During these conversations I always ask the simple question "Do you shop at Wal-Mart". The overwhelming majority of the time I get the same general response as the writer gave today. They have objections against Wal-Mart for a myriad of reasons but their social conscience is usually trumped by low cost electronics and can goods for a quarter a piece.

I am not a Wal-Mart hater. In fact I have great respect for humble origins of the company. I read one biography a year about a great American and last year I read about Sam Walton, the founder of Wal-Mart. His idea of cutting out a distribution network in retail and having companies sell directly to the retail outlet seems logical today but in the past era of five and dimes, that thought process was revolutionary. It is hard to argue against Sam Walton as one of the most important figures in American capitalism in the past 60 years.

But I don't shop at Wal-Mart. Henry Ford wanted each of his workers to be able to buy an automobile that they made, and paid them accordingly. I find it troubling that a worker at Wal-Mart would need taxpayer assistance to survive.

I shop at Target because I like the products they have better and no one matches the company's generosity. I shop at Meijer because no one in retail pays their employees better. It costs me more money a year and although I am not in the position where I do not have to watch my pennies, I don't want to feel like a hypocrite.

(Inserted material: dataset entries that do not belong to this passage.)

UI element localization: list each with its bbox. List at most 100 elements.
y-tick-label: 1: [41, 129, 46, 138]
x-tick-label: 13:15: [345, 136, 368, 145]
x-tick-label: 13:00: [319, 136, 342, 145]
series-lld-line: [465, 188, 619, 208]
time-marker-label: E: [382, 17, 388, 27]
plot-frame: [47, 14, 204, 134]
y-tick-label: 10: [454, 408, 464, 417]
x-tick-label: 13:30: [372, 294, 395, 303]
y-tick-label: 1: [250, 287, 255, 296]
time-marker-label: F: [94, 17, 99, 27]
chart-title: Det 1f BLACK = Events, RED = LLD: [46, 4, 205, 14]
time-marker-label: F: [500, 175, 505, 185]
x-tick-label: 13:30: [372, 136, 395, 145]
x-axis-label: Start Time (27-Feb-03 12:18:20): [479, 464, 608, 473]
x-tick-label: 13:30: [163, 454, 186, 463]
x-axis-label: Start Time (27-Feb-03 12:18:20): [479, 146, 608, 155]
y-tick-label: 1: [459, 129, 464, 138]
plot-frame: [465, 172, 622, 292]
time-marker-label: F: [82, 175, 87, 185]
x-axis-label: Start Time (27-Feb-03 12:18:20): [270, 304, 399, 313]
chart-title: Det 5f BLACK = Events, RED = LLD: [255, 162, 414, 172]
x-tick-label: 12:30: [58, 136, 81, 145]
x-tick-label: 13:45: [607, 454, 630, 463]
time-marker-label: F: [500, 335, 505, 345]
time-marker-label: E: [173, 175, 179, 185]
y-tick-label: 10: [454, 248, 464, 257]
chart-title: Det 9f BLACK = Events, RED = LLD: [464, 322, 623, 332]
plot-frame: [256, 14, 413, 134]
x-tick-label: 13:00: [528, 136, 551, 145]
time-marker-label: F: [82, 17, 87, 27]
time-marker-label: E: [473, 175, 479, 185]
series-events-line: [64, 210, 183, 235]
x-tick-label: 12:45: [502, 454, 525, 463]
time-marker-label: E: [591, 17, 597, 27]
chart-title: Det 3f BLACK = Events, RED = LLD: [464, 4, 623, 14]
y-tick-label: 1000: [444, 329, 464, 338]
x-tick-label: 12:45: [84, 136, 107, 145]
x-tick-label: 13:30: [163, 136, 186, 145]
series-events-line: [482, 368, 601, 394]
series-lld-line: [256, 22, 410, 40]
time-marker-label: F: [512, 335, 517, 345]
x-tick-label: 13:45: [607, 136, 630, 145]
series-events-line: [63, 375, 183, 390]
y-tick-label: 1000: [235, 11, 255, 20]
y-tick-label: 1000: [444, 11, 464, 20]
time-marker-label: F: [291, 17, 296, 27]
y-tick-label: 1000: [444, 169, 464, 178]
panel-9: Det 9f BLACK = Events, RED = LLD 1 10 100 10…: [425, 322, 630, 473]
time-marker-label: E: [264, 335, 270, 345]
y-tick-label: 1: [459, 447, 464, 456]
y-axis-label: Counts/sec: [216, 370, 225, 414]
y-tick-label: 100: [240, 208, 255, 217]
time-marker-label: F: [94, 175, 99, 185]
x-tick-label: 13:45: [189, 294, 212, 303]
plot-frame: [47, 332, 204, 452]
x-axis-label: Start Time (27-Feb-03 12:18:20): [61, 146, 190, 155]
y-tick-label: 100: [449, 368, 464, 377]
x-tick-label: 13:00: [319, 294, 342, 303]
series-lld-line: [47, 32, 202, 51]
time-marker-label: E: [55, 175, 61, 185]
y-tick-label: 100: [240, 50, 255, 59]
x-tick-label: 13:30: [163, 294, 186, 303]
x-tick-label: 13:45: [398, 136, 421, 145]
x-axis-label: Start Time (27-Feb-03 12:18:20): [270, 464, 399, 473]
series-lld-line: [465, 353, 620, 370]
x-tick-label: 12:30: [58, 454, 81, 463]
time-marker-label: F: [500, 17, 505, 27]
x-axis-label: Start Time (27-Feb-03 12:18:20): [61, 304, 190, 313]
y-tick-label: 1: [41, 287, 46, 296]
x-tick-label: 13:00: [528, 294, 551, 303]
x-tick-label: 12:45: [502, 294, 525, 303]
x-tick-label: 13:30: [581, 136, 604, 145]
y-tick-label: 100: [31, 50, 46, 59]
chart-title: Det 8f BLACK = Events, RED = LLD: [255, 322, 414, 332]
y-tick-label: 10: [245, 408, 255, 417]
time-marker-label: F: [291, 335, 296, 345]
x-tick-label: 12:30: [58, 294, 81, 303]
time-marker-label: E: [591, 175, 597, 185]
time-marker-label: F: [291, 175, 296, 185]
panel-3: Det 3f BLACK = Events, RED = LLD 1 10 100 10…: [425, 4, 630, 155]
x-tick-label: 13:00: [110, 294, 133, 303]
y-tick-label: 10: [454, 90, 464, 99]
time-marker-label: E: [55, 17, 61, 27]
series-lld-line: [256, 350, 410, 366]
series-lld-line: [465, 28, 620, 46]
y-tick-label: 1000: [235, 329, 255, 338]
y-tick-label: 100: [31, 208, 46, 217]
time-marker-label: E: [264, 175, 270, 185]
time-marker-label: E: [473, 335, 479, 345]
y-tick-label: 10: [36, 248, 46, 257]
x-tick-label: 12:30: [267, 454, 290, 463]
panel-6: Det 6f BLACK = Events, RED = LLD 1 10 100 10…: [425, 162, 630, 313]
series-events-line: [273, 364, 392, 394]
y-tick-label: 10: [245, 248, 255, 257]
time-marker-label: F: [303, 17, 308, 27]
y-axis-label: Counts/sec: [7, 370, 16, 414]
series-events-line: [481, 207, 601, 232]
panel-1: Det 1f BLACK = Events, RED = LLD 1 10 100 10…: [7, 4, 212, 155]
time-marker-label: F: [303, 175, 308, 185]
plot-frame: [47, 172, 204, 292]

If you find Wal-Mart objectionable, then walk the walk and don't just talk the talk.

6 Comments:

Blogger Doug said...

The problem is that you can't live a Wal-mart lifestyle on a Wal-mart wage.

October 26, 2006  
Anonymous Bil Browning said...

Good post, Kid. I agree.

One word of caution though, Meier has one of the lowest possible ratings with the Human Rights Campaign. They do not protect LGBT employees from discrimination in the workplace, have no domestic partner benefits and won't give to LGBT causes at all.

October 26, 2006  
Blogger torporindy said...

First of all, you and Brick are doing a great job with this place while I am gone.

I don't boycott Meijer like I do Wal-Mart. I respect them for paying higher wages to their employees, but they only pay those wages because they are unionized in Michigan and Ohio. Basically, the Indiana employees freeride of union dues paying Meijer's workers in our adjacent states. Trust me, if they were non-union too, the workers here would be making six dollars an hour just like they do at walmart.

Also, Bil, I didn't know about their terrible track record with LGBT employees.

October 26, 2006  
Blogger Timmy said...

I dont shop at Meijer or Wal-mart. I am with The Kid. Target is the place for me.

Also, I didnt know about Meijer's position on LGBT issues. I will have to look into this!

October 27, 2006  
Anonymous Manfred said...

I haven't shopped at Wal-Mart in over 10 years. What is your position on K-Mart?

October 29, 2006  
Blogger The_Kid_ said...

Manfred: I have to admit I don't really have a position. I don't shop there because I don't really like the store. Is there something about the company I should know.

I was impressed with what K-Mart did at the end of "Bowling for Columbine".